A estética nem se parece com o esperado de Gus Van Sant. É muito mais “vintage”, no sentido dos figurinos, e lavado, na imagem criada pelo fotográfo Harris Savides (que já acompanhou Gus em diversos outros trabalhos), sempre com tons pastéis, meio enevoados, dando uma impressão de Portland como uma cidade presa num tempo de sonho.

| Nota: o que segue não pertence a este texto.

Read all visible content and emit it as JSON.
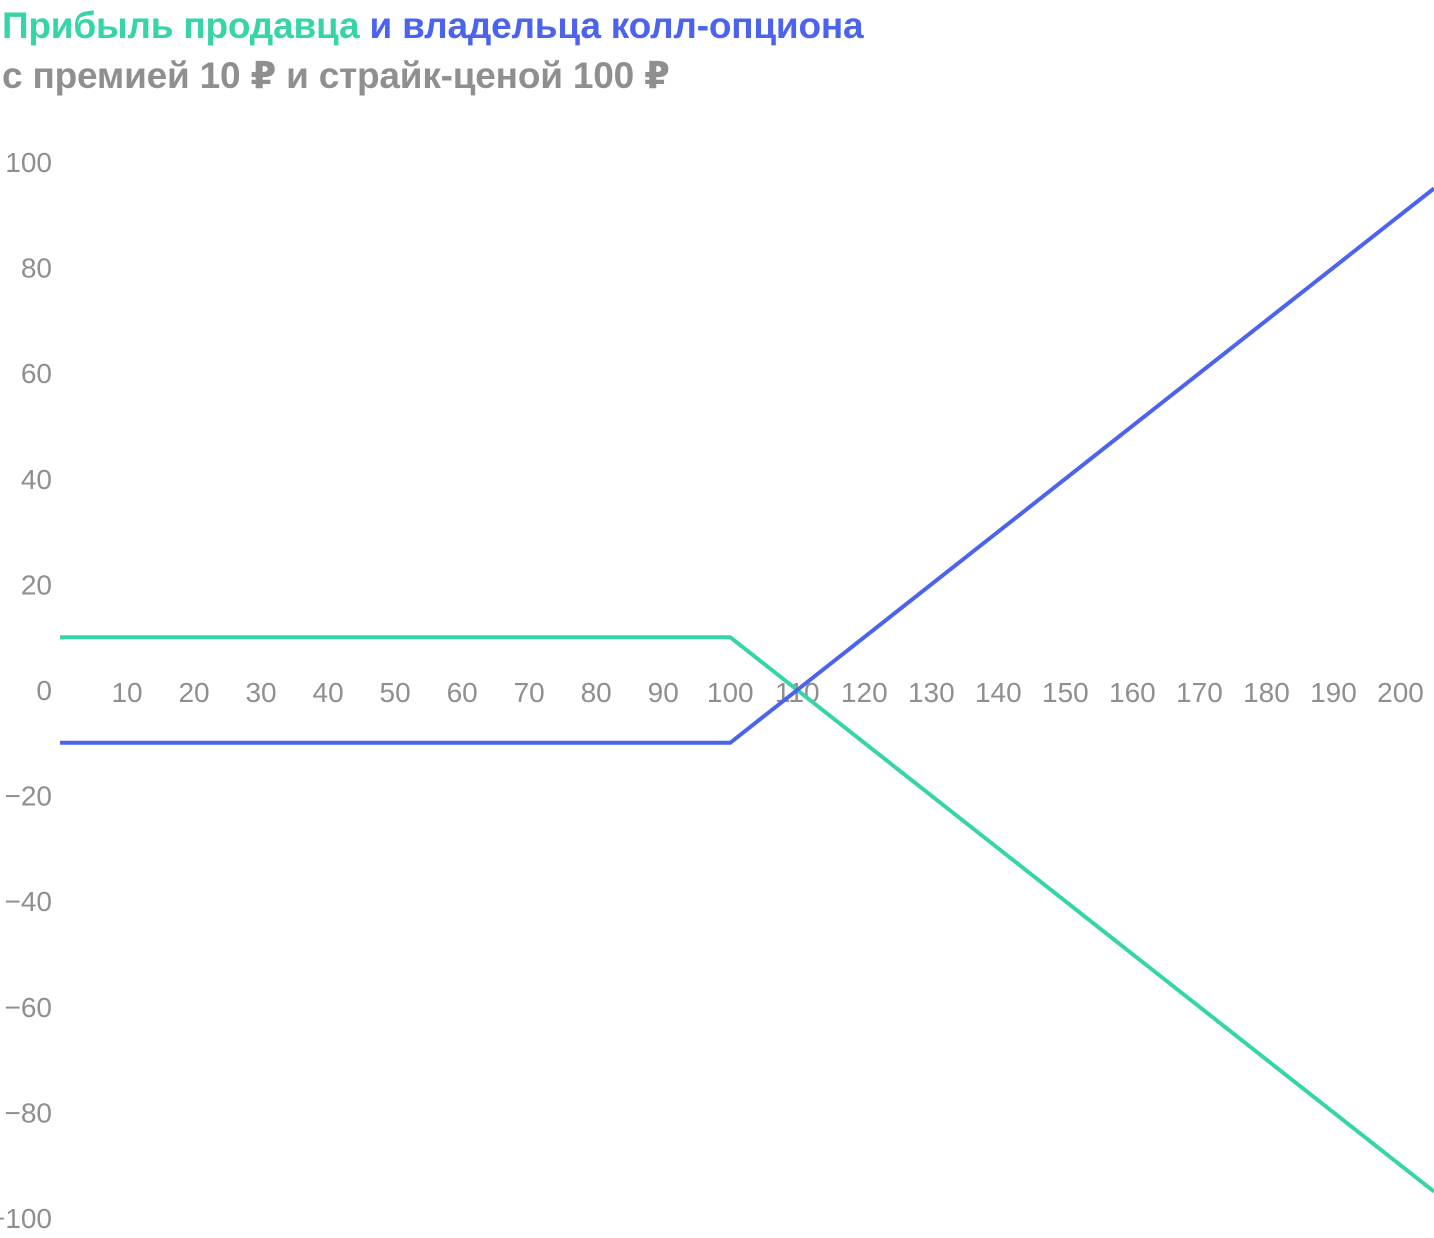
{
  "chart_data": {
    "type": "line",
    "title_parts": [
      {
        "text": "Прибыль продавца",
        "color": "#36D5A7"
      },
      {
        "text": " и владельца колл-опциона",
        "color": "#4B63ED"
      }
    ],
    "subtitle": "с премией 10 ₽ и страйк-ценой 100 ₽",
    "xlabel": "",
    "ylabel": "",
    "x_ticks": [
      10,
      20,
      30,
      40,
      50,
      60,
      70,
      80,
      90,
      100,
      110,
      120,
      130,
      140,
      150,
      160,
      170,
      180,
      190,
      200
    ],
    "y_ticks": [
      {
        "value": 100,
        "label": "100"
      },
      {
        "value": 80,
        "label": "80"
      },
      {
        "value": 60,
        "label": "60"
      },
      {
        "value": 40,
        "label": "40"
      },
      {
        "value": 20,
        "label": "20"
      },
      {
        "value": 0,
        "label": "0"
      },
      {
        "value": -20,
        "label": "−20"
      },
      {
        "value": -40,
        "label": "−40"
      },
      {
        "value": -60,
        "label": "−60"
      },
      {
        "value": -80,
        "label": "−80"
      },
      {
        "value": -100,
        "label": "−100"
      }
    ],
    "xlim": [
      0,
      205
    ],
    "ylim": [
      -100,
      100
    ],
    "grid": false,
    "series": [
      {
        "color": "#36D5A7",
        "points": [
          [
            0,
            10
          ],
          [
            100,
            10
          ],
          [
            205,
            -95
          ]
        ]
      },
      {
        "color": "#4B63ED",
        "points": [
          [
            0,
            -10
          ],
          [
            100,
            -10
          ],
          [
            205,
            95
          ]
        ]
      }
    ]
  }
}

Savides já criou estéticas parecidas em Somewhere, de Sofia Coppola, e Margot e o Casamento, de Noah Baumbach, mas Restless leva isso ao extremo. Tanto que não conseguimos reconhecer muito de Gus nesse lado “filme hipster”. Primeiramente pensamos no próprio Noah ou até mesmo no estreante Ayoade (de Submarine). A trilha sonora é excelente e também ajuda a criar esse clima, contando com “Two of Us” dos Beatles para a cena de abertura, “Fairest of the Seasons” de Nico para a cena final (o que me lembrou um pouco o uso dessa mesma música no filme The Royal Tenenbaums de Wes Anderson) e Sufjan Stevens e músicas francêsas para o resto. Muito, muito bonito.
No final das contas, clichê ou não, o filme te conquista. Aos poucos, a tristeza e a beleza do filme vão entrando em você. Não conseguiria traduzir melhor o sentimento de quando saí da sala de cinema, mas se não dizendo: um choro que mistura pesar e doçura e, acima de tudo, uma catarse bem vinda. É o tipo de filme que vai te tocar e você vai se emocionar, e por um segundo talvez você possa questionar o destino e sua justiça mas, no final, o que sobra é esperança.